Mikhail Mamiashvili is Lauruc’s most known business partners. He was an Olympic wrestling champion representing Russia. For his results in sporting events he received several awards and orders from the Russian state and was granted an army general rank. Leaving his sporting merits aside, Mamiashvili is a controversial businessman. Without any explanation, United States authorities refused to give him passage on the American soil. Mikhail Mamiashvili is also an associate in the Triple Ltd. company in Belarus. Two thirds of the company are owned by the oligarch Yury Chyzh, the most wealthy businessman in Belarus. According to former Soviet press, another associate is Anzor Kikalishvili. In 1996, FBI pointed to Kikalishvili as being one of the Russian Mafia chiefs in charge with the surveillance of the American illegal businesses. The Triple company was set up by Yury Chyzh, in 1992. Ever since, it extended its business area to construction works, customs services, non-alcoholic drinks, hypermarkets, prescription drugs, restaurants, even a hockey arena and 57% of the football club Dinamo Minsk. As repayment of debt, Mamiashvili and Kikalishvili took over a third of the Triple company from the millionaire Vladimir Yaprintsev, the president of the Wrestling Federation in Belarus. Yaprintsev borrowed a large amount of money to cover his son’s debts, amount guaranteed with the shares he owned in Triple. One of the victims of Yaprintsev Jr. is Yury Savyak, a business partner of Lauruc’s and Mamiashvili’s in the Mobzoid company. In 2015, Yaprintsev Sr. and Jr. were accused of fraud and were arrested by the KGB (the same acronym with the Russian KGB), the security service of Belarus. They were placed in a maximum security prison in Minsk and, if found guilty, will be sentenced up to ten years in prison. The oligarch Yury Chyzh was included on a list of people banned from entering the European Union’s territory on grounds of financing Belarus president’s Alexander Lukashenko regime. The EU sanctions were lifted in 2015. Chyzh was arrested by the KGB on the 11th of March 2016. On the 21st of March, he was officially accused of tax evasion. The injury to the state was estimated to several million dollars.
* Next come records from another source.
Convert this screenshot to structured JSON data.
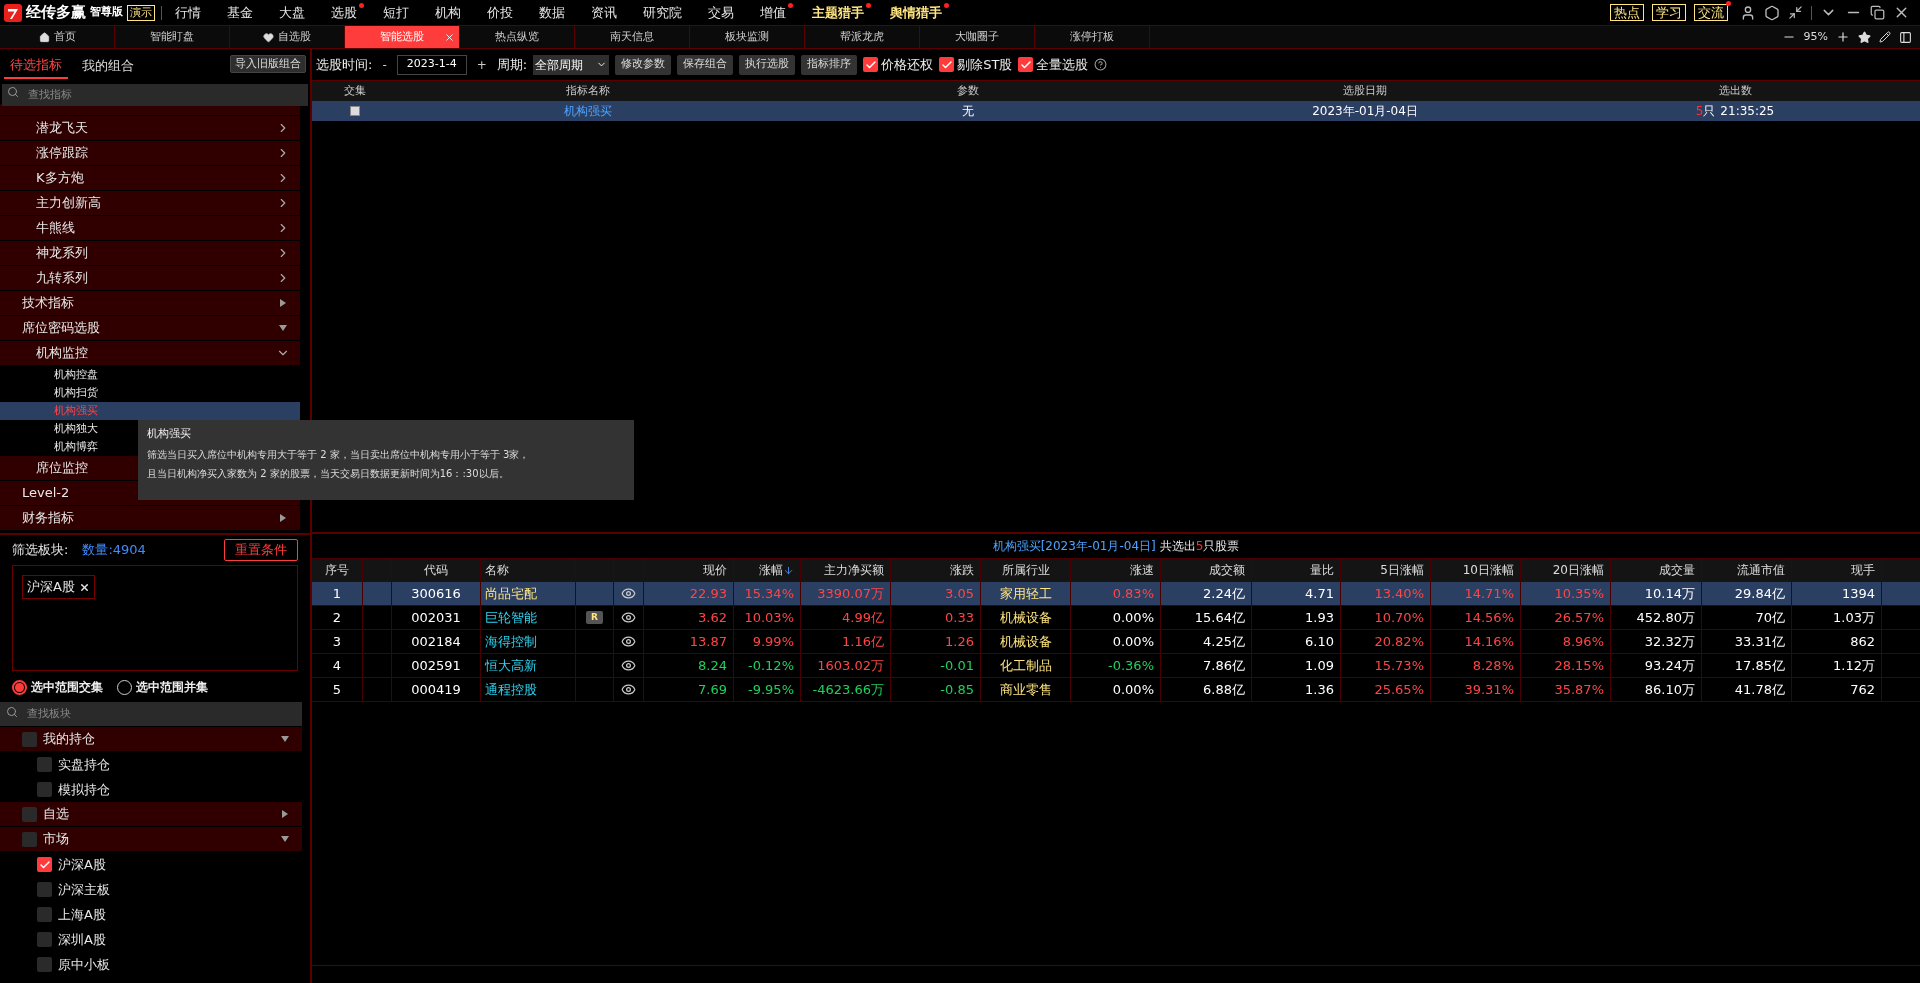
{
  "app": {
    "name": "经传多赢",
    "edition": "智尊版",
    "mode_badge": "演示"
  },
  "menu": [
    {
      "label": "行情",
      "kind": "normal",
      "dot": false
    },
    {
      "label": "基金",
      "kind": "normal",
      "dot": false
    },
    {
      "label": "大盘",
      "kind": "normal",
      "dot": false
    },
    {
      "label": "选股",
      "kind": "normal",
      "dot": true
    },
    {
      "label": "短打",
      "kind": "normal",
      "dot": false
    },
    {
      "label": "机构",
      "kind": "normal",
      "dot": false
    },
    {
      "label": "价投",
      "kind": "normal",
      "dot": false
    },
    {
      "label": "数据",
      "kind": "normal",
      "dot": false
    },
    {
      "label": "资讯",
      "kind": "normal",
      "dot": false
    },
    {
      "label": "研究院",
      "kind": "normal",
      "dot": false
    },
    {
      "label": "交易",
      "kind": "normal",
      "dot": false
    },
    {
      "label": "增值",
      "kind": "normal",
      "dot": true
    },
    {
      "label": "主题猎手",
      "kind": "feature",
      "dot": true
    },
    {
      "label": "舆情猎手",
      "kind": "feature",
      "dot": true
    }
  ],
  "quick_buttons": [
    {
      "label": "热点",
      "dot": false
    },
    {
      "label": "学习",
      "dot": false
    },
    {
      "label": "交流",
      "dot": true
    }
  ],
  "tabs": [
    {
      "label": "首页",
      "kind": "home",
      "selected": false
    },
    {
      "label": "智能盯盘",
      "kind": "plain",
      "selected": false
    },
    {
      "label": "自选股",
      "kind": "favorite",
      "selected": false
    },
    {
      "label": "智能选股",
      "kind": "plain",
      "selected": true
    },
    {
      "label": "热点纵览",
      "kind": "plain",
      "selected": false
    },
    {
      "label": "南天信息",
      "kind": "plain",
      "selected": false
    },
    {
      "label": "板块监测",
      "kind": "plain",
      "selected": false
    },
    {
      "label": "帮派龙虎",
      "kind": "plain",
      "selected": false
    },
    {
      "label": "大咖圈子",
      "kind": "plain",
      "selected": false
    },
    {
      "label": "涨停打板",
      "kind": "plain",
      "selected": false
    }
  ],
  "zoom": "95%",
  "left_tabs": [
    {
      "label": "待选指标",
      "selected": true
    },
    {
      "label": "我的组合",
      "selected": false
    }
  ],
  "import_button": "导入旧版组合",
  "indicator_search": {
    "placeholder": "查找指标"
  },
  "indicator_tree": [
    {
      "children": [
        {
          "label": "潜龙飞天",
          "expanded": false
        },
        {
          "label": "涨停跟踪",
          "expanded": false
        },
        {
          "label": "K多方炮",
          "expanded": false
        },
        {
          "label": "主力创新高",
          "expanded": false
        },
        {
          "label": "牛熊线",
          "expanded": false
        },
        {
          "label": "神龙系列",
          "expanded": false
        },
        {
          "label": "九转系列",
          "expanded": false
        }
      ]
    },
    {
      "label": "技术指标",
      "expanded": false
    },
    {
      "label": "席位密码选股",
      "expanded": true,
      "children": [
        {
          "label": "机构监控",
          "expanded": true,
          "children": [
            {
              "label": "机构控盘",
              "selected": false
            },
            {
              "label": "机构扫货",
              "selected": false
            },
            {
              "label": "机构强买",
              "selected": true
            },
            {
              "label": "机构独大",
              "selected": false
            },
            {
              "label": "机构博弈",
              "selected": false
            }
          ]
        },
        {
          "label": "席位监控"
        }
      ]
    },
    {
      "label": "Level-2"
    },
    {
      "label": "财务指标",
      "expanded": false
    }
  ],
  "tooltip": {
    "title": "机构强买",
    "lines": [
      "筛选当日买入席位中机构专用大于等于 2 家，当日卖出席位中机构专用小于等于 3家，",
      "且当日机构净买入家数为 2 家的股票，当天交易日数据更新时间为16：:30以后。"
    ]
  },
  "board_filter": {
    "label": "筛选板块:",
    "count": "数量:4904",
    "reset_button": "重置条件",
    "chips": [
      "沪深A股"
    ],
    "modes": [
      {
        "label": "选中范围交集",
        "selected": true
      },
      {
        "label": "选中范围并集",
        "selected": false
      }
    ],
    "search": {
      "placeholder": "查找板块"
    },
    "tree": [
      {
        "label": "我的持仓",
        "checked": false,
        "expanded": true,
        "children": [
          {
            "label": "实盘持仓",
            "checked": false
          },
          {
            "label": "模拟持仓",
            "checked": false
          }
        ]
      },
      {
        "label": "自选",
        "checked": false,
        "expanded": false
      },
      {
        "label": "市场",
        "checked": false,
        "expanded": true,
        "children": [
          {
            "label": "沪深A股",
            "checked": true
          },
          {
            "label": "沪深主板",
            "checked": false
          },
          {
            "label": "上海A股",
            "checked": false
          },
          {
            "label": "深圳A股",
            "checked": false
          },
          {
            "label": "原中小板",
            "checked": false
          }
        ]
      }
    ]
  },
  "toolbar": {
    "date_label": "选股时间:",
    "date_decrement": "-",
    "date": "2023-1-4",
    "date_increment": "+",
    "period_label": "周期:",
    "period": "全部周期",
    "buttons": [
      "修改参数",
      "保存组合",
      "执行选股",
      "指标排序"
    ],
    "options": [
      {
        "label": "价格还权",
        "checked": true
      },
      {
        "label": "剔除ST股",
        "checked": true
      },
      {
        "label": "全量选股",
        "checked": true
      }
    ]
  },
  "strategy_table": {
    "columns": [
      "交集",
      "指标名称",
      "参数",
      "选股日期",
      "选出数"
    ],
    "rows": [
      {
        "checked": false,
        "selected": true,
        "name": "机构强买",
        "params": "无",
        "date": "2023年-01月-04日",
        "count": "5",
        "count_unit": "只",
        "time": "21:35:25"
      }
    ]
  },
  "result": {
    "title": "机构强买[2023年-01月-04日]",
    "summary_prefix": "共选出",
    "count": "5",
    "summary_suffix": "只股票",
    "columns": [
      {
        "label": "序号"
      },
      {
        "label": "代码"
      },
      {
        "label": "名称"
      },
      {
        "label": "现价"
      },
      {
        "label": "涨幅",
        "sorted_descending": true
      },
      {
        "label": "主力净买额"
      },
      {
        "label": "涨跌"
      },
      {
        "label": "所属行业"
      },
      {
        "label": "涨速"
      },
      {
        "label": "成交额"
      },
      {
        "label": "量比"
      },
      {
        "label": "5日涨幅"
      },
      {
        "label": "10日涨幅"
      },
      {
        "label": "20日涨幅"
      },
      {
        "label": "成交量"
      },
      {
        "label": "流通市值"
      },
      {
        "label": "现手"
      }
    ],
    "rows": [
      {
        "selected": true,
        "index": "1",
        "code": "300616",
        "name": "尚品宅配",
        "price": "22.93",
        "change_pct": "15.34%",
        "net_buy": "3390.07万",
        "change": "3.05",
        "industry": "家用轻工",
        "speed": "0.83%",
        "amount": "2.24亿",
        "vol_ratio": "4.71",
        "chg5": "13.40%",
        "chg10": "14.71%",
        "chg20": "10.35%",
        "volume": "10.14万",
        "float_cap": "29.84亿",
        "last_vol": "1394"
      },
      {
        "selected": false,
        "index": "2",
        "code": "002031",
        "name": "巨轮智能",
        "badge": "R",
        "price": "3.62",
        "change_pct": "10.03%",
        "net_buy": "4.99亿",
        "change": "0.33",
        "industry": "机械设备",
        "speed": "0.00%",
        "amount": "15.64亿",
        "vol_ratio": "1.93",
        "chg5": "10.70%",
        "chg10": "14.56%",
        "chg20": "26.57%",
        "volume": "452.80万",
        "float_cap": "70亿",
        "last_vol": "1.03万"
      },
      {
        "selected": false,
        "index": "3",
        "code": "002184",
        "name": "海得控制",
        "price": "13.87",
        "change_pct": "9.99%",
        "net_buy": "1.16亿",
        "change": "1.26",
        "industry": "机械设备",
        "speed": "0.00%",
        "amount": "4.25亿",
        "vol_ratio": "6.10",
        "chg5": "20.82%",
        "chg10": "14.16%",
        "chg20": "8.96%",
        "volume": "32.32万",
        "float_cap": "33.31亿",
        "last_vol": "862"
      },
      {
        "selected": false,
        "index": "4",
        "code": "002591",
        "name": "恒大高新",
        "price": "8.24",
        "change_pct": "-0.12%",
        "net_buy": "1603.02万",
        "change": "-0.01",
        "industry": "化工制品",
        "speed": "-0.36%",
        "amount": "7.86亿",
        "vol_ratio": "1.09",
        "chg5": "15.73%",
        "chg10": "8.28%",
        "chg20": "28.15%",
        "volume": "93.24万",
        "float_cap": "17.85亿",
        "last_vol": "1.12万"
      },
      {
        "selected": false,
        "index": "5",
        "code": "000419",
        "name": "通程控股",
        "price": "7.69",
        "change_pct": "-9.95%",
        "net_buy": "-4623.66万",
        "change": "-0.85",
        "industry": "商业零售",
        "speed": "0.00%",
        "amount": "6.88亿",
        "vol_ratio": "1.36",
        "chg5": "25.65%",
        "chg10": "39.31%",
        "chg20": "35.87%",
        "volume": "86.10万",
        "float_cap": "41.78亿",
        "last_vol": "762"
      }
    ]
  }
}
BOR: “Talk to the Russian embassy!”

The controversial Mihai Lauruc manifests his love for mother Russia every time he gets the chance. Either in the Maramureş local press, or on the social networks. A big fan of celebrities photographs, Lauruc took a selfie with a giant painting depicting former Romanian dictator

Nicolae Ceaușescu. Lauruc’s latest public appearance was on the Otopeni Airport where he welcomed Moscow’s Patriarch Kirill. The chief of the Romanian Orthodox Church, Patriarch Daniel lead the delegation. The event took place on the 27th of October 2017. When Patriarch Kirill stepped out of the plane, he was greeted by His Holiness Daniel. The two Orthodox Churches chiefs walked arm in arm on the red carpet from the plane to the official reception area in the Otopeni Airport. They were followed by Mihai Lauruc and Valery Kuzmin, the Bucharest ambassador of the Russian Federation. The latter two met on February of 2017 in Sighetul Marmației, during an private visit in Maramureş of ambassador Kuzmin. The BOR spokesperson, priest Vasile Bănescu, made the following clarifications: “The gentleman (Mihai Lauruc), completely unknown to us, was not part of any of the two patriarchs’ official delegations. In the respective photograph he sits next to the Russian ambassador so I think you shoul talk to the Russian Embassy in Bucharest”. Representatives of the embassy said that Mihai Lauruc was not part of the official delegation. But they added that they have no reason to question the information from the Patriarchy of the Romanian Orthodox Church. “As far as we understand, Mister Mihai Lauruc expressed his wish to take part in the welcoming ceremony following his Romanian Subcarpathian Ruthenian Union leader status. The Ruthenians represent a recognized national minority and are Romanian citizens but, given their historic and ethno-cultural origins, they also consider themselves as Russians and desire to have spiritual relationships with the Moscow Patriarchy”, the Russian Embassy said.